METHODS A standard anesthetic induction and maintenance was performed in 100 adult patients following endotracheal intubation. Various anthropometric measurements were determined while the patients head were in a neutral position. Thyromental and sternomental distance were measured. A distance from upper central incisor to carina or cricoid cartilage was directly measured using fiberoptic laryngoscope. However, the length from upper central incisor to midtrachea & the cricoid cartilage-carina distance were indirectly calculated from the above measured distances.
Correlation analyses were also performed between age, height, or weight and the above measured anthropometric distances. RESULTS The mean distances from upper central incisor to carina, cricoid cartilage or midtrachea were 25.5+/-1.8, 13.9+/-1.9, or 19.8+/-1.8cm respectively. The mean distance from cricoid cartilage to carina was 11.6+/-1.4cm.

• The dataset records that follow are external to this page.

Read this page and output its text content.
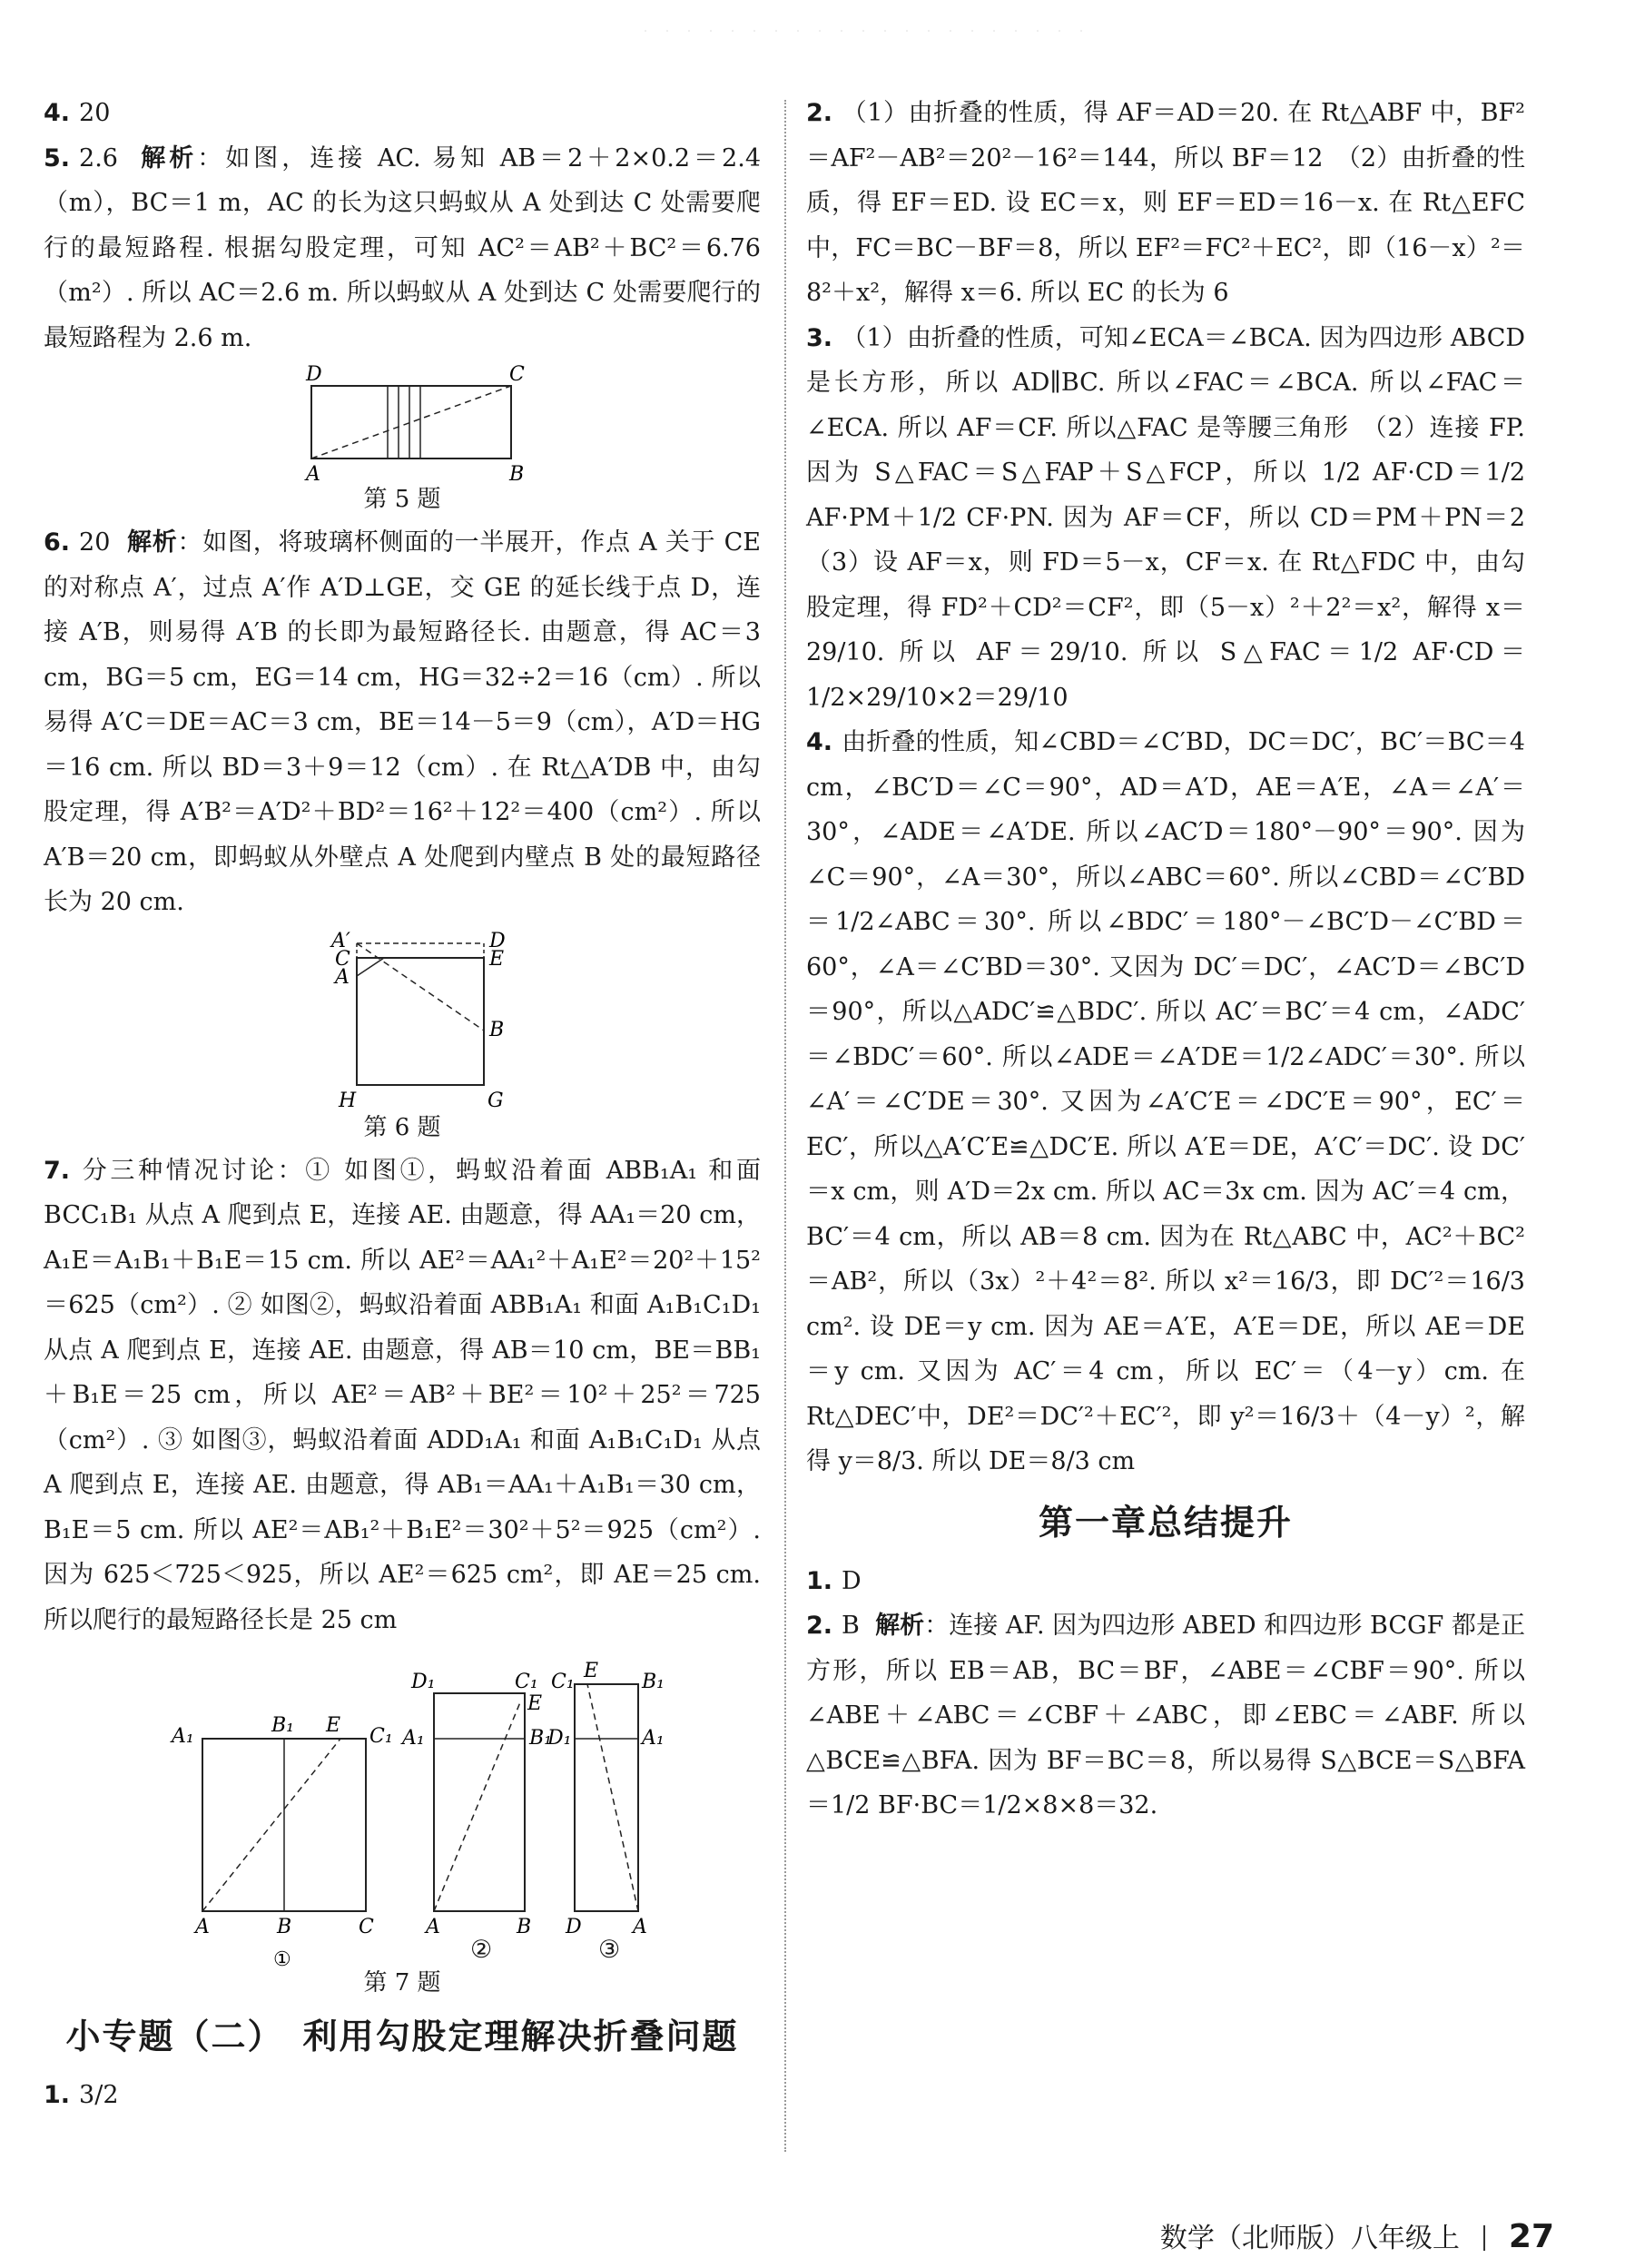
4. 20

5. 2.6 解析：如图，连接 AC. 易知 AB＝2＋2×0.2＝2.4（m），BC＝1 m，AC 的长为这只蚂蚁从 A 处到达 C 处需要爬行的最短路程. 根据勾股定理，可知 AC²＝AB²＋BC²＝6.76（m²）. 所以 AC＝2.6 m. 所以蚂蚁从 A 处到达 C 处需要爬行的最短路程为 2.6 m.

D	C
A	B

第 5 题

6. 20 解析：如图，将玻璃杯侧面的一半展开，作点 A 关于 CE 的对称点 A′，过点 A′作 A′D⊥GE，交 GE 的延长线于点 D，连接 A′B，则易得 A′B 的长即为最短路径长. 由题意，得 AC＝3 cm，BG＝5 cm，EG＝14 cm，HG＝32÷2＝16（cm）. 所以易得 A′C＝DE＝AC＝3 cm，BE＝14－5＝9（cm），A′D＝HG＝16 cm. 所以 BD＝3＋9＝12（cm）. 在 Rt△A′DB 中，由勾股定理，得 A′B²＝A′D²＋BD²＝16²＋12²＝400（cm²）. 所以 A′B＝20 cm，即蚂蚁从外壁点 A 处爬到内壁点 B 处的最短路径长为 20 cm.

A′	D
C	E
A
B
H	G

第 6 题

7. 分三种情况讨论：① 如图①，蚂蚁沿着面 ABB₁A₁ 和面 BCC₁B₁ 从点 A 爬到点 E，连接 AE. 由题意，得 AA₁＝20 cm，A₁E＝A₁B₁＋B₁E＝15 cm. 所以 AE²＝AA₁²＋A₁E²＝20²＋15²＝625（cm²）. ② 如图②，蚂蚁沿着面 ABB₁A₁ 和面 A₁B₁C₁D₁ 从点 A 爬到点 E，连接 AE. 由题意，得 AB＝10 cm，BE＝BB₁＋B₁E＝25 cm，所以 AE²＝AB²＋BE²＝10²＋25²＝725（cm²）. ③ 如图③，蚂蚁沿着面 ADD₁A₁ 和面 A₁B₁C₁D₁ 从点 A 爬到点 E，连接 AE. 由题意，得 AB₁＝AA₁＋A₁B₁＝30 cm，B₁E＝5 cm. 所以 AE²＝AB₁²＋B₁E²＝30²＋5²＝925（cm²）. 因为 625＜725＜925，所以 AE²＝625 cm²，即 AE＝25 cm. 所以爬行的最短路径长是 25 cm

A₁	B₁ E C₁
A	B	C
①
D₁	C₁
E
A₁	B₁
A	B
C₁ E B₁
D₁	A₁
D	A
②	③

第 7 题

小专题（二）　利用勾股定理解决折叠问题

1. 3/2

2. （1）由折叠的性质，得 AF＝AD＝20. 在 Rt△ABF 中，BF²＝AF²－AB²＝20²－16²＝144，所以 BF＝12　（2）由折叠的性质，得 EF＝ED. 设 EC＝x，则 EF＝ED＝16－x. 在 Rt△EFC 中，FC＝BC－BF＝8，所以 EF²＝FC²＋EC²，即（16－x）²＝8²＋x²，解得 x＝6. 所以 EC 的长为 6

3. （1）由折叠的性质，可知∠ECA＝∠BCA. 因为四边形 ABCD 是长方形，所以 AD∥BC. 所以∠FAC＝∠BCA. 所以∠FAC＝∠ECA. 所以 AF＝CF. 所以△FAC 是等腰三角形　（2）连接 FP. 因为 S△FAC＝S△FAP＋S△FCP，所以 1/2 AF·CD＝1/2 AF·PM＋1/2 CF·PN. 因为 AF＝CF，所以 CD＝PM＋PN＝2　（3）设 AF＝x，则 FD＝5－x，CF＝x. 在 Rt△FDC 中，由勾股定理，得 FD²＋CD²＝CF²，即（5－x）²＋2²＝x²，解得 x＝29/10. 所以 AF＝29/10. 所以 S△FAC＝1/2 AF·CD＝1/2×29/10×2＝29/10

4. 由折叠的性质，知∠CBD＝∠C′BD，DC＝DC′，BC′＝BC＝4 cm，∠BC′D＝∠C＝90°，AD＝A′D，AE＝A′E，∠A＝∠A′＝30°，∠ADE＝∠A′DE. 所以∠AC′D＝180°－90°＝90°. 因为∠C＝90°，∠A＝30°，所以∠ABC＝60°. 所以∠CBD＝∠C′BD＝1/2∠ABC＝30°. 所以∠BDC′＝180°－∠BC′D－∠C′BD＝60°，∠A＝∠C′BD＝30°. 又因为 DC′＝DC′，∠AC′D＝∠BC′D＝90°，所以△ADC′≌△BDC′. 所以 AC′＝BC′＝4 cm，∠ADC′＝∠BDC′＝60°. 所以∠ADE＝∠A′DE＝1/2∠ADC′＝30°. 所以∠A′＝∠C′DE＝30°. 又因为∠A′C′E＝∠DC′E＝90°，EC′＝EC′，所以△A′C′E≌△DC′E. 所以 A′E＝DE，A′C′＝DC′. 设 DC′＝x cm，则 A′D＝2x cm. 所以 AC＝3x cm. 因为 AC′＝4 cm，BC′＝4 cm，所以 AB＝8 cm. 因为在 Rt△ABC 中，AC²＋BC²＝AB²，所以（3x）²＋4²＝8². 所以 x²＝16/3，即 DC′²＝16/3 cm². 设 DE＝y cm. 因为 AE＝A′E，A′E＝DE，所以 AE＝DE＝y cm. 又因为 AC′＝4 cm，所以 EC′＝（4－y）cm. 在 Rt△DEC′中，DE²＝DC′²＋EC′²，即 y²＝16/3＋（4－y）²，解得 y＝8/3. 所以 DE＝8/3 cm

第一章总结提升

1. D

2. B 解析：连接 AF. 因为四边形 ABED 和四边形 BCGF 都是正方形，所以 EB＝AB，BC＝BF，∠ABE＝∠CBF＝90°. 所以∠ABE＋∠ABC＝∠CBF＋∠ABC，即∠EBC＝∠ABF. 所以△BCE≌△BFA. 因为 BF＝BC＝8，所以易得 S△BCE＝S△BFA＝1/2 BF·BC＝1/2×8×8＝32.

数学（北师版）八年级上 27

Thyromental and thyrosternal distance were 6.6+/-0.9 and 15.7+/-1.5cm respectively. All mean anthropometric distances of male were longer than those of female patients.
Thirty-eight patients (38%) had the thyromental distance < or = 6cm while one patient (1%) had thyrosternal distance < or = 12.5cm. A good correlation (r< or =0.6) was observed between height and upper central incisor-carina distance. CONCLUSIONS This study suggests that these measured anthropometric data are useful for an easy endotracheal intubation and accurate endotracheal placement in the trachea.